Freshwater(39)
“He can’t make us leave,” said Vincent, because he could see through the back of my open brain. “We’ll always be here with you, Ada. And if we sleep a little more because you have him, maybe that’s a good thing. Even if he leaves, we’ll be here to pick up your pieces. We’ll always be here, yeah? We promise. Right, As?ghara?”
I nodded because my throat was too tight for words. This felt too much like the day I was born, the way she had been entered and hurt.
“You’re safe now,” I managed to say. “We’re never going to leave you.”
I knelt beside her and held her hand tightly in mine.
“Breathe,” said Vincent.
It must’ve gotten better. I don’t remember much—I was sleeping more, just like Vincent had predicted. I was giving Ada a life because Ewan made her happy, and honestly, the girl deserved a little happiness. He left Texas and moved outside Boston to be with her. They got their first apartment together there. He proposed in a library in Cambridge and they got engaged and Saachi was furious, but she thawed after she met him and realized that Ada was going to marry him whether Saachi approved or not. So Saachi flew herself and A?uli to Ireland to meet Ewan’s family, who was throwing an engagement party for him and Ada. When they returned to the States, Ewan and Ada quietly got married in Manhattan, at City Hall, and Ewan had tears in his eyes when he said his vows. They moved to Brooklyn, enrolled in graduate school, got a cat and named it The Prophet Jagger.
I left Ada to her new family. When she came to sit with me in the marble, we talked like old friends, as if we’d never planned to kill each other.
“He wants us to be equal,” she told me.
I crossed my legs and frowned. “Like how?”
Ada blushed. “Like during sex.” I stared and she lifted her shoulders, then dropped them and hugged her knees. “You know, on plain footing. With no one having more power over the other.”
I laughed. “But that’s impossible.”
Ada shrugged again and fiddled with a broken nail. “Who knows,” she said.
“It doesn’t work like that, Ada, not when the clothes come off.”
“You mean, not when you’re there.”
Oh. I hadn’t realized I was still helping her with that, but it made sense. I was automatic at that point, a shell she could drag over her, whether I was asleep or not. “I guess I’m always there when the clothes come off,” I said. “The promise must be holding.”
“Yeah,” she said. “We can’t change that?”
I shook my head and took her palm. “You’re just not capable of it, sorry. Or rather, we’re not capable of it.” Ada watched my nails slide between her fingers as I massaged her hand. All my bones were slightly longer than hers.
“How are you?” she asked.
I gave her a look. “I’m fine. I come when you need me, like now.”
Ada looked a little ashamed. “I’m sorry I haven’t been around that much.”
“It’s fine,” I said. “As long as you remember that we can’t be separated, Ada. Without us, you’re nothing—you won’t feel anything, you won’t see anything, you won’t write anything. You have to be at peace with us, you hear? We’re you.”
“Yeah, I know I have to remember,” she said. “Otherwise I wake up not knowing who I am.”
“Exactly.” I patted her hand. “We’re the buffer between you and madness, we’re not the madness.”
She nodded. “Where’s Saint Vincent?”
“He’s sleeping. Do you want me to call him?”
“No, let him rest.” She watched as I cracked her knuckles one by one. “I don’t want to lose you,” she said, her voice small.

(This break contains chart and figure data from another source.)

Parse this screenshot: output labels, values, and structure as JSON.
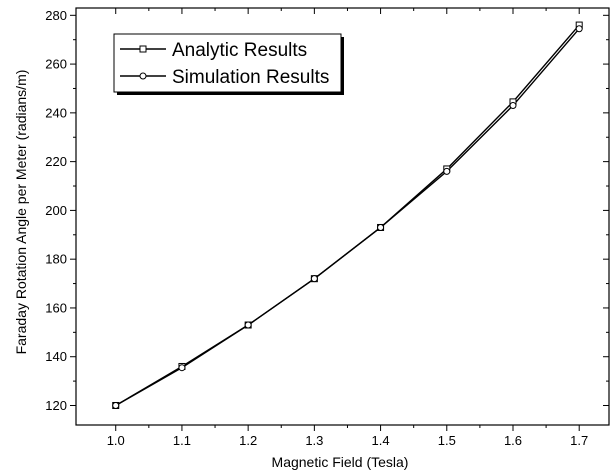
{
  "chart_data": {
    "type": "line",
    "title": "",
    "xlabel": "Magnetic Field (Tesla)",
    "ylabel": "Faraday Rotation Angle per Meter (radians/m)",
    "x": [
      1.0,
      1.1,
      1.2,
      1.3,
      1.4,
      1.5,
      1.6,
      1.7
    ],
    "xlim": [
      0.94,
      1.745
    ],
    "ylim": [
      112,
      283
    ],
    "xticks": [
      "1.0",
      "1.1",
      "1.2",
      "1.3",
      "1.4",
      "1.5",
      "1.6",
      "1.7"
    ],
    "yticks": [
      "120",
      "140",
      "160",
      "180",
      "200",
      "220",
      "240",
      "260",
      "280"
    ],
    "grid": false,
    "legend_position": "top-left",
    "series": [
      {
        "name": "Analytic Results",
        "marker": "square",
        "values": [
          120.0,
          136.0,
          153.0,
          172.0,
          193.0,
          217.0,
          244.5,
          276.0
        ]
      },
      {
        "name": "Simulation Results",
        "marker": "circle",
        "values": [
          120.0,
          135.5,
          153.0,
          172.0,
          193.0,
          216.0,
          243.0,
          274.5
        ]
      }
    ]
  }
}
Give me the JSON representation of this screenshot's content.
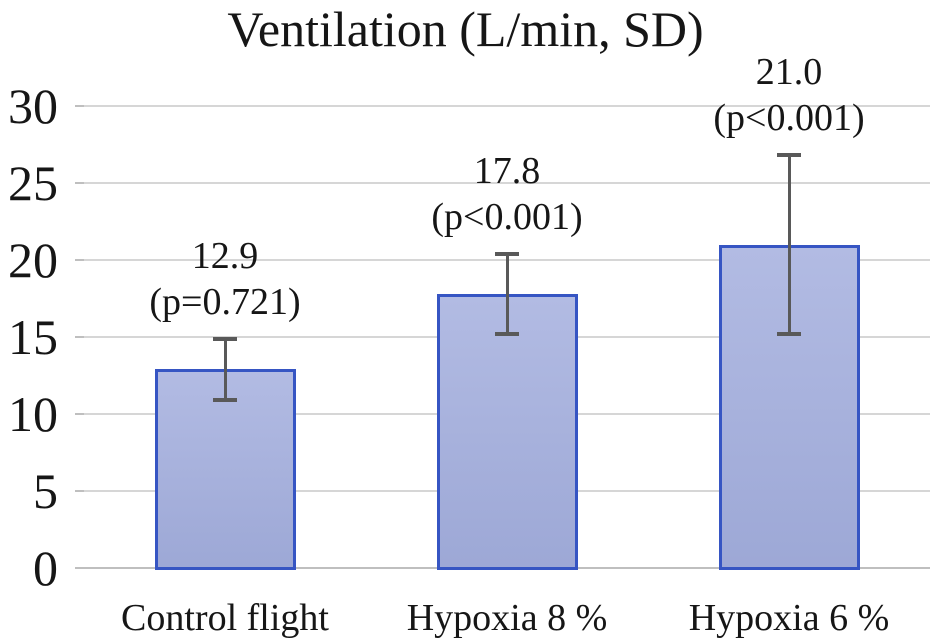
{
  "figure": {
    "title": "Ventilation (L/min, SD)"
  },
  "chart_data": {
    "type": "bar",
    "title": "Ventilation (L/min, SD)",
    "categories": [
      "Control flight",
      "Hypoxia 8 %",
      "Hypoxia 6 %"
    ],
    "values": [
      12.9,
      17.8,
      21.0
    ],
    "value_labels": [
      "12.9",
      "17.8",
      "21.0"
    ],
    "p_value_labels": [
      "(p=0.721)",
      "(p<0.001)",
      "(p<0.001)"
    ],
    "error_bars": [
      {
        "low": 10.9,
        "high": 14.9
      },
      {
        "low": 15.2,
        "high": 20.4
      },
      {
        "low": 15.2,
        "high": 26.8
      }
    ],
    "y_axis": {
      "ticks": [
        0,
        5,
        10,
        15,
        20,
        25,
        30
      ],
      "min": 0,
      "max": 30
    },
    "xlabel": "",
    "ylabel": "",
    "legend": "none",
    "grid": "horizontal",
    "colors": {
      "bar_fill_top": "#b2bbe3",
      "bar_fill_bottom": "#9da8d6",
      "bar_border": "#3655c3",
      "error_bar": "#595959",
      "gridline": "#d6d6d6",
      "axis_line": "#bfbfbf",
      "text": "#161616",
      "background": "#ffffff"
    }
  }
}
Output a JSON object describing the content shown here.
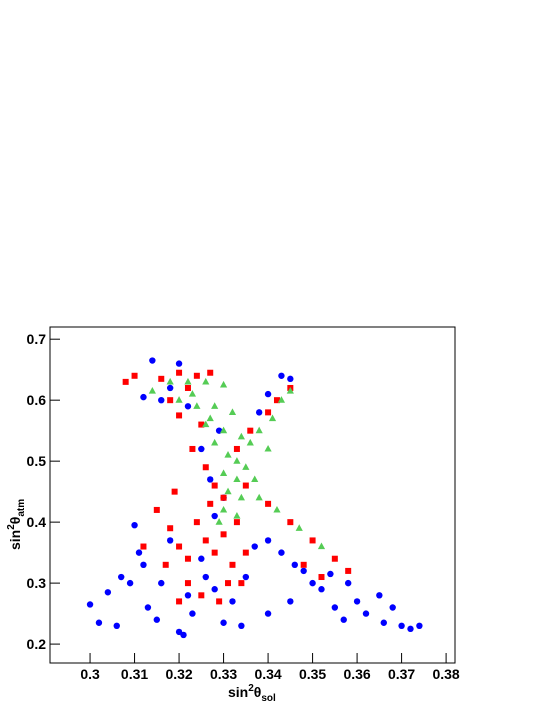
{
  "chart_data": {
    "type": "scatter",
    "x_label": {
      "text": "sin",
      "sup": "2",
      "main": "θ",
      "sub": "sol"
    },
    "y_label": {
      "text": "sin",
      "sup": "2",
      "main": "θ",
      "sub": "atm"
    },
    "xlim": [
      0.291,
      0.382
    ],
    "ylim": [
      0.169,
      0.72
    ],
    "xticks": [
      0.3,
      0.31,
      0.32,
      0.33,
      0.34,
      0.35,
      0.36,
      0.37,
      0.38
    ],
    "yticks": [
      0.2,
      0.3,
      0.4,
      0.5,
      0.6,
      0.7
    ],
    "series": [
      {
        "color": "#0000ff",
        "marker": "circle",
        "x": [
          0.314,
          0.32,
          0.318,
          0.316,
          0.312,
          0.322,
          0.343,
          0.345,
          0.34,
          0.338,
          0.329,
          0.325,
          0.327,
          0.33,
          0.328,
          0.3,
          0.302,
          0.304,
          0.306,
          0.307,
          0.309,
          0.31,
          0.311,
          0.312,
          0.313,
          0.315,
          0.316,
          0.318,
          0.32,
          0.321,
          0.322,
          0.323,
          0.325,
          0.326,
          0.328,
          0.33,
          0.332,
          0.334,
          0.335,
          0.337,
          0.34,
          0.343,
          0.346,
          0.348,
          0.35,
          0.352,
          0.354,
          0.355,
          0.357,
          0.36,
          0.362,
          0.365,
          0.366,
          0.368,
          0.37,
          0.372,
          0.374,
          0.358,
          0.345,
          0.34
        ],
        "values": [
          0.665,
          0.66,
          0.62,
          0.6,
          0.605,
          0.59,
          0.64,
          0.635,
          0.61,
          0.58,
          0.55,
          0.52,
          0.47,
          0.44,
          0.41,
          0.265,
          0.235,
          0.285,
          0.23,
          0.31,
          0.3,
          0.395,
          0.35,
          0.33,
          0.26,
          0.24,
          0.3,
          0.37,
          0.22,
          0.215,
          0.28,
          0.25,
          0.34,
          0.31,
          0.29,
          0.235,
          0.27,
          0.23,
          0.31,
          0.36,
          0.37,
          0.35,
          0.33,
          0.32,
          0.3,
          0.29,
          0.315,
          0.26,
          0.24,
          0.27,
          0.25,
          0.28,
          0.235,
          0.26,
          0.23,
          0.225,
          0.23,
          0.3,
          0.27,
          0.25
        ]
      },
      {
        "color": "#ff0000",
        "marker": "square",
        "x": [
          0.308,
          0.31,
          0.316,
          0.32,
          0.324,
          0.327,
          0.322,
          0.318,
          0.32,
          0.325,
          0.323,
          0.326,
          0.328,
          0.33,
          0.342,
          0.345,
          0.34,
          0.336,
          0.333,
          0.335,
          0.34,
          0.345,
          0.35,
          0.355,
          0.358,
          0.352,
          0.348,
          0.315,
          0.318,
          0.32,
          0.322,
          0.324,
          0.326,
          0.328,
          0.33,
          0.332,
          0.334,
          0.322,
          0.325,
          0.329,
          0.331,
          0.317,
          0.32,
          0.327,
          0.312,
          0.319,
          0.335,
          0.333
        ],
        "values": [
          0.63,
          0.64,
          0.635,
          0.645,
          0.64,
          0.645,
          0.62,
          0.6,
          0.575,
          0.56,
          0.52,
          0.49,
          0.46,
          0.44,
          0.6,
          0.62,
          0.58,
          0.55,
          0.52,
          0.46,
          0.43,
          0.4,
          0.37,
          0.34,
          0.32,
          0.31,
          0.33,
          0.42,
          0.39,
          0.36,
          0.34,
          0.4,
          0.37,
          0.35,
          0.38,
          0.33,
          0.3,
          0.3,
          0.28,
          0.27,
          0.3,
          0.33,
          0.27,
          0.43,
          0.36,
          0.45,
          0.35,
          0.4
        ]
      },
      {
        "color": "#55cc55",
        "marker": "triangle",
        "x": [
          0.314,
          0.318,
          0.322,
          0.326,
          0.33,
          0.32,
          0.324,
          0.328,
          0.332,
          0.326,
          0.33,
          0.334,
          0.328,
          0.331,
          0.333,
          0.335,
          0.33,
          0.333,
          0.331,
          0.334,
          0.33,
          0.333,
          0.338,
          0.34,
          0.338,
          0.341,
          0.343,
          0.345,
          0.336,
          0.337,
          0.342,
          0.347,
          0.352,
          0.329,
          0.327,
          0.323
        ],
        "values": [
          0.615,
          0.63,
          0.63,
          0.63,
          0.625,
          0.6,
          0.59,
          0.59,
          0.58,
          0.56,
          0.55,
          0.54,
          0.53,
          0.51,
          0.5,
          0.49,
          0.48,
          0.47,
          0.45,
          0.44,
          0.42,
          0.41,
          0.44,
          0.52,
          0.55,
          0.57,
          0.6,
          0.615,
          0.53,
          0.47,
          0.42,
          0.39,
          0.36,
          0.4,
          0.57,
          0.61
        ]
      }
    ]
  }
}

“Biko, how many times do I have to tell you? We’re not going anywhere.” She made a face and I rolled my eyes. “Ada, stop feeling guilty about being happy with Ewan. We’re fine.”
She blushed and looked down. “He wants me to give myself to him completely.”
I looked at her, confused. “What?”
“Completely. You know. All of me. Like how he’s given himself to me.”
I didn’t like how she said it, with a tinge of hope, so I tried to be gentle. “Me, I don’t think that’s possible, sha.”
“Why not? Isn’t that what you’re supposed to do when you’re in love?”
I groaned and dropped her hand. “My friend, it has nothing to do with love.”
She frowned. “What is it then?”
I looked at her, and I swear, if I could’ve freed Ada right then and there to love and be happy and normal, I would have. But I didn’t start any of this and I didn’t know how to stop it, only how to finish it.
“What is it?” she demanded.
I took a deep breath and hoped for grace. “Look, you can’t give yourself to him because you’re not yours to give. That’s it. I’m sorry.”
It took a minute for Ada to understand, to realize that she was locked away, that all those parts of her he wanted, the parts she wanted to give, the parts that would complete the love they had—all those parts were gone. Or if they weren’t gone, they’d been put somewhere so far away that not even Ada could touch them, let alone Ewan. I watched her face fall, and when she started crying, I held her and whispered apologies for what felt like forever.